On December 12, 2016, Lovato was signed by the Philadelphia Eagles after starting long snapper Jon Dorenbos suffered a broken wrist.

Lovato earned the Eagles long snapping job in 2017 after the team traded away Dorenbos. Lovato would go on to win Super Bowl LII with the Eagles.

On November 19, 2019, Lovato signed a four-year contract extension with the Eagles through the 2023 season. He was selected to the Pro Bowl on December 17, 2019.

On October 25, 2021, Lovato was waived by the Eagles following the waiver claim of Reid Sinnett. Lovato re-signed to the Eagles' 53-man roster the following day.

In 2022, Lovato reached his second career Super Bowl. The Eagles lost 38–35 to the Kansas City Chiefs in Super Bowl LVII.
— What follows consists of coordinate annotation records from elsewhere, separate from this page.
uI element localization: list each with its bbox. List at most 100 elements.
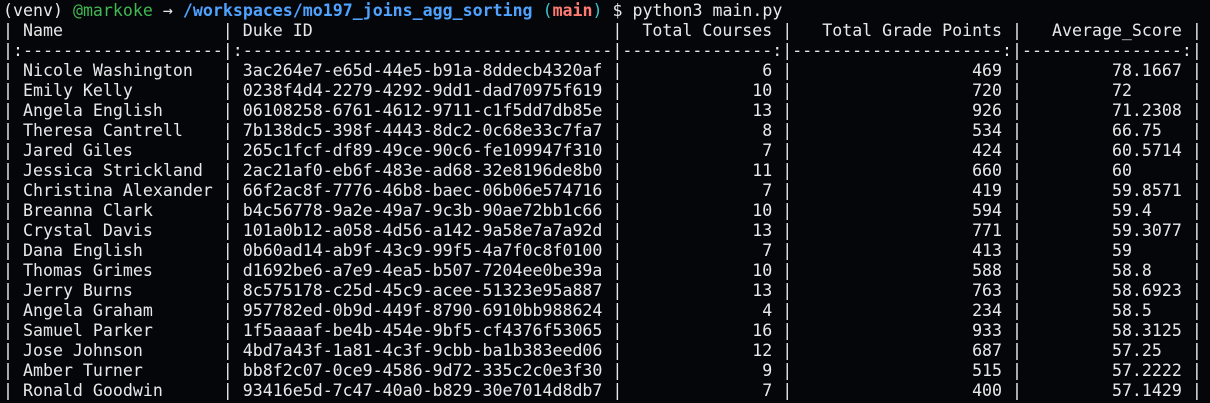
name-cell: Amber Turner <box>22 361 143 380</box>
column-divider: | <box>222 361 233 380</box>
duke-id-cell: b4c56778-9a2e-49a7-9c3b-90ae72bb1c66 <box>242 201 603 220</box>
duke-id-cell: bb8f2c07-0ce9-4586-9d72-335c2c0e3f30 <box>242 361 603 380</box>
table-row: | Crystal Davis | 101a0b12-a058-4d56-a142-9… <box>3 221 1210 241</box>
name-cell: Angela Graham <box>22 301 153 320</box>
column-divider: | <box>782 281 793 300</box>
average-score-cell: 59 <box>1022 241 1192 261</box>
git-branch: main <box>552 1 593 20</box>
average-score-cell: 78.1667 <box>1022 61 1192 81</box>
column-divider: | <box>1012 201 1023 220</box>
total-grade-points-cell: 534 <box>972 121 1003 140</box>
table-row: | Jessica Strickland | 2ac21af0-eb6f-483e-a… <box>3 161 1210 181</box>
average-score-cell: 72 <box>1022 81 1192 101</box>
column-divider: | <box>612 181 623 200</box>
column-divider: | <box>612 201 623 220</box>
average-score-cell: 58.6923 <box>1022 281 1192 301</box>
total-grade-points-cell: 400 <box>972 381 1003 400</box>
column-divider: | <box>1191 301 1202 320</box>
table-row: | Jose Johnson | 4bd7a43f-1a81-4c3f-9cbb-ba… <box>3 341 1210 361</box>
average-score-cell: 58.5 <box>1022 301 1192 321</box>
column-divider: | <box>222 81 233 100</box>
total-courses-cell: 6 <box>762 61 773 80</box>
column-divider: | <box>1191 161 1202 180</box>
column-divider: | <box>3 281 13 300</box>
total-courses-cell: 13 <box>752 101 773 120</box>
total-grade-points-cell: 763 <box>972 281 1003 300</box>
total-courses-cell: 10 <box>752 81 773 100</box>
total-courses-cell: 8 <box>762 121 773 140</box>
name-cell: Theresa Cantrell <box>22 121 183 140</box>
column-divider: | <box>612 81 623 100</box>
name-cell: Jared Giles <box>22 141 133 160</box>
total-grade-points-cell: 588 <box>972 261 1003 280</box>
table-row: | Angela English | 06108258-6761-4612-9711-… <box>3 101 1210 121</box>
name-cell: Emily Kelly <box>22 81 133 100</box>
column-divider: | <box>1191 81 1202 100</box>
duke-id-cell: 7b138dc5-398f-4443-8dc2-0c68e33c7fa7 <box>242 121 603 140</box>
column-divider: | <box>1191 181 1202 200</box>
column-divider: | <box>1012 121 1023 140</box>
column-divider: | <box>782 81 793 100</box>
column-divider: | <box>3 201 13 220</box>
column-divider: | <box>1191 261 1202 280</box>
table-row: | Jared Giles | 265c1fcf-df89-49ce-90c6-fe1… <box>3 141 1210 161</box>
column-divider: | <box>3 321 13 340</box>
column-divider: | <box>782 201 793 220</box>
table-row: | Christina Alexander | 66f2ac8f-7776-46b8-… <box>3 181 1210 201</box>
duke-id-cell: 1f5aaaaf-be4b-454e-9bf5-cf4376f53065 <box>242 321 603 340</box>
average-score-cell: 59.4 <box>1022 201 1192 221</box>
duke-id-cell: 265c1fcf-df89-49ce-90c6-fe109947f310 <box>242 141 603 160</box>
name-cell: Angela English <box>22 101 163 120</box>
average-score-value: 71.2308 <box>1111 101 1182 120</box>
average-score-value: 59.3077 <box>1111 221 1182 240</box>
average-score-cell: 57.25 <box>1022 341 1192 361</box>
terminal[interactable]: (venv) @markoke → /workspaces/mo197_join… <box>0 0 1210 401</box>
column-divider: | <box>782 121 793 140</box>
average-score-value: 57.1429 <box>1111 381 1182 400</box>
total-courses-cell: 7 <box>762 241 773 260</box>
column-divider: | <box>612 161 623 180</box>
duke-id-cell: 4bd7a43f-1a81-4c3f-9cbb-ba1b383eed06 <box>242 341 603 360</box>
header-total-courses: Total Courses <box>642 21 773 40</box>
column-divider: | <box>3 361 13 380</box>
table-row: | Jerry Burns | 8c575178-c25d-45c9-acee-513… <box>3 281 1210 301</box>
branch-paren-close: ) <box>592 1 603 20</box>
column-divider: | <box>3 121 13 140</box>
table-row: | Amber Turner | bb8f2c07-0ce9-4586-9d72-33… <box>3 361 1210 381</box>
name-cell: Crystal Davis <box>22 221 153 240</box>
total-grade-points-cell: 413 <box>972 241 1003 260</box>
column-divider: | <box>612 101 623 120</box>
table-row: | Angela Graham | 957782ed-0b9d-449f-8790-6… <box>3 301 1210 321</box>
column-divider: | <box>1191 381 1202 400</box>
average-score-value: 59.8571 <box>1111 181 1182 200</box>
column-divider: | <box>1191 121 1202 140</box>
table-row: | Theresa Cantrell | 7b138dc5-398f-4443-8dc… <box>3 121 1210 141</box>
column-divider: | <box>612 301 623 320</box>
column-divider: | <box>3 341 13 360</box>
column-divider: | <box>1191 281 1202 300</box>
average-score-cell: 58.3125 <box>1022 321 1192 341</box>
total-grade-points-cell: 771 <box>972 221 1003 240</box>
column-divider: | <box>1012 61 1023 80</box>
column-divider: | <box>782 141 793 160</box>
average-score-value: 60.5714 <box>1111 141 1182 160</box>
column-divider: | <box>782 181 793 200</box>
total-courses-cell: 13 <box>752 281 773 300</box>
name-cell: Thomas Grimes <box>22 261 153 280</box>
average-score-value: 58.5 <box>1111 301 1152 320</box>
column-divider: | <box>1191 141 1202 160</box>
column-divider: | <box>782 61 793 80</box>
name-cell: Dana English <box>22 241 143 260</box>
duke-id-cell: 957782ed-0b9d-449f-8790-6910bb988624 <box>242 301 603 320</box>
column-divider: | <box>1191 221 1202 240</box>
table-row: | Ronald Goodwin | 93416e5d-7c47-40a0-b829-… <box>3 381 1210 401</box>
column-divider: | <box>782 261 793 280</box>
column-divider: | <box>3 101 13 120</box>
average-score-value: 58.8 <box>1111 261 1152 280</box>
total-grade-points-cell: 419 <box>972 181 1003 200</box>
column-divider: | <box>612 141 623 160</box>
name-cell: Jessica Strickland <box>22 161 203 180</box>
column-divider: | <box>782 341 793 360</box>
header-name: Name <box>22 21 63 40</box>
column-divider: | <box>3 241 13 260</box>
On March 12, 2024, Lovato signed a one-year contract extension with the Eagles. In his 2024 season, Lovato would go on to win Super Bowl LIX with the Eagles, joining defensive end Brandon Graham, offensive tackle Lane Johnson, and kicker Jake Elliott as the only four players to win Super Bowls LII and LIX with the franchise.
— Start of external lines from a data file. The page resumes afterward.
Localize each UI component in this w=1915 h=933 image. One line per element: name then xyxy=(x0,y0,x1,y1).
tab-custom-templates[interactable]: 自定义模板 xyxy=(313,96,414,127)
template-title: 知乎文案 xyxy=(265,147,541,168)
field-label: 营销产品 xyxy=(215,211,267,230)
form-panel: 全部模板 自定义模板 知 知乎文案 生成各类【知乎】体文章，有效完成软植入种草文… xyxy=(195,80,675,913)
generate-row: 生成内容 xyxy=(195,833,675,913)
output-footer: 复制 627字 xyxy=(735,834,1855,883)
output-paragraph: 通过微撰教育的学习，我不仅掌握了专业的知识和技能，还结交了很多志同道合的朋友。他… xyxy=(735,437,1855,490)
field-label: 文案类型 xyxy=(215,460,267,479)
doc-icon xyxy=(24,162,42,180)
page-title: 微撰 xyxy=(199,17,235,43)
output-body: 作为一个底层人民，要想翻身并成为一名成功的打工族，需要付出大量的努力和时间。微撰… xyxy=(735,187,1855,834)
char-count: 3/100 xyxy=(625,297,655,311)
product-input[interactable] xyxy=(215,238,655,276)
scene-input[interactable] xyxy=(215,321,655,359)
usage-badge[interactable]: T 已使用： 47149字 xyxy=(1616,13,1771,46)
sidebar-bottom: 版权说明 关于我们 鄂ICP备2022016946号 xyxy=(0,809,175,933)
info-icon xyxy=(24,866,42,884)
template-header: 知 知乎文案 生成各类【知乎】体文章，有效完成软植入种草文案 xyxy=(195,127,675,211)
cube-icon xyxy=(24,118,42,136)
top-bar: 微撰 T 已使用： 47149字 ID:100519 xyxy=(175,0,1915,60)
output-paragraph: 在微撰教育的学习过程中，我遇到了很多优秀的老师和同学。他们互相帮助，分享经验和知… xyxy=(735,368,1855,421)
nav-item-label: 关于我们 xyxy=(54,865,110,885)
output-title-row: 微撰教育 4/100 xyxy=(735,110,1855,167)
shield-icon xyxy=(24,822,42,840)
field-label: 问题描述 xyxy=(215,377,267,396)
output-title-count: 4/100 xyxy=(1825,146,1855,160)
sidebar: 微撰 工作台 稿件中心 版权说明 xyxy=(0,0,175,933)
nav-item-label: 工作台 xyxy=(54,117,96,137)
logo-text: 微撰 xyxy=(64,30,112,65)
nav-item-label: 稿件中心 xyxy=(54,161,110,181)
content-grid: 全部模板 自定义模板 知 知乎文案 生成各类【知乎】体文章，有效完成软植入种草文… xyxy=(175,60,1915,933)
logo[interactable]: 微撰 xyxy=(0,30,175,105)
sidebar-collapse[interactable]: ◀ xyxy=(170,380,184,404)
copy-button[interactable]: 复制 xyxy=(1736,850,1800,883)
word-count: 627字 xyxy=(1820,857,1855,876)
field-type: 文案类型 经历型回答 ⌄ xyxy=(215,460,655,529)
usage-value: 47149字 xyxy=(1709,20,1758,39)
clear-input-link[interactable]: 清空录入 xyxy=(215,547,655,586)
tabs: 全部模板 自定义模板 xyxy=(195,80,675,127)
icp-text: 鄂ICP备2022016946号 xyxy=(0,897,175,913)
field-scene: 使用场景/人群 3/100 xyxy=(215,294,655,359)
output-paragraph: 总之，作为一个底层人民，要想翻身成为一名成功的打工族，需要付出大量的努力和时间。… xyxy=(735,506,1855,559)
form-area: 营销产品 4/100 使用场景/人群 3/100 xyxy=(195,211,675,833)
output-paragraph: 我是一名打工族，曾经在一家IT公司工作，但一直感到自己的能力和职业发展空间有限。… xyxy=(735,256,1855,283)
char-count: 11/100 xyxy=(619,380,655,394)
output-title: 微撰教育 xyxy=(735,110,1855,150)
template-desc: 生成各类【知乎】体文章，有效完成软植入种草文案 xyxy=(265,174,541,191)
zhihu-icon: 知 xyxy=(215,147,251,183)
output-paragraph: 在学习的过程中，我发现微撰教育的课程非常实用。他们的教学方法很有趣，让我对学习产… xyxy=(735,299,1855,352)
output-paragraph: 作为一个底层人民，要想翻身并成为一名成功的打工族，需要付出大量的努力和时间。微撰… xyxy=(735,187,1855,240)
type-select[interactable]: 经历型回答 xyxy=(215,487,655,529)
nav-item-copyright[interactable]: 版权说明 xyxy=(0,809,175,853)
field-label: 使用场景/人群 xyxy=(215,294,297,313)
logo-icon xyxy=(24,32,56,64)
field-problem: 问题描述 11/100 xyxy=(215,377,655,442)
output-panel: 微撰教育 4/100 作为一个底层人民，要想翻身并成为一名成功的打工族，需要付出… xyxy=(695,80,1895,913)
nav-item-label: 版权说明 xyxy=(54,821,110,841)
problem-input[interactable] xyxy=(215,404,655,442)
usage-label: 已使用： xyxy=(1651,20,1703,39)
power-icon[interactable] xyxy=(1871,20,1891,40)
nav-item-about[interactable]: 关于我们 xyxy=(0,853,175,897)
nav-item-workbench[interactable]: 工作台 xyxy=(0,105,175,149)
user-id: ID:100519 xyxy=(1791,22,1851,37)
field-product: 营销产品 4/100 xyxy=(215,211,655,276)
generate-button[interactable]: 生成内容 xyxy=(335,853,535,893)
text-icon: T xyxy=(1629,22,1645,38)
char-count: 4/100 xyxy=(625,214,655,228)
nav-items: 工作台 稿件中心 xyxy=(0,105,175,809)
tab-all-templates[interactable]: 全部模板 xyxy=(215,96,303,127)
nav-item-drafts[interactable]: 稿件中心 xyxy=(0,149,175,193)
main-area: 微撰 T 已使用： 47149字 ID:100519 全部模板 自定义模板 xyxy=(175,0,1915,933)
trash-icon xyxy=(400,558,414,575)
===Los Angeles Chargers===
On August 26, 2025, Lovato was signed to the Los Angeles Chargers' practice squad. On September 15, he was signed to the active roster. Lovato was released on October 17 and was subsequently re-signed to the team's practice squad. On October 21, Lovato was signed to the active roster. Lovato retired from professional football on November 4, in part due to the impending return of Josh Harris.

==Personal life==
A native of Monmouth County, New Jersey, Lovato is a fan of the New Jersey Devils of the National Hockey League.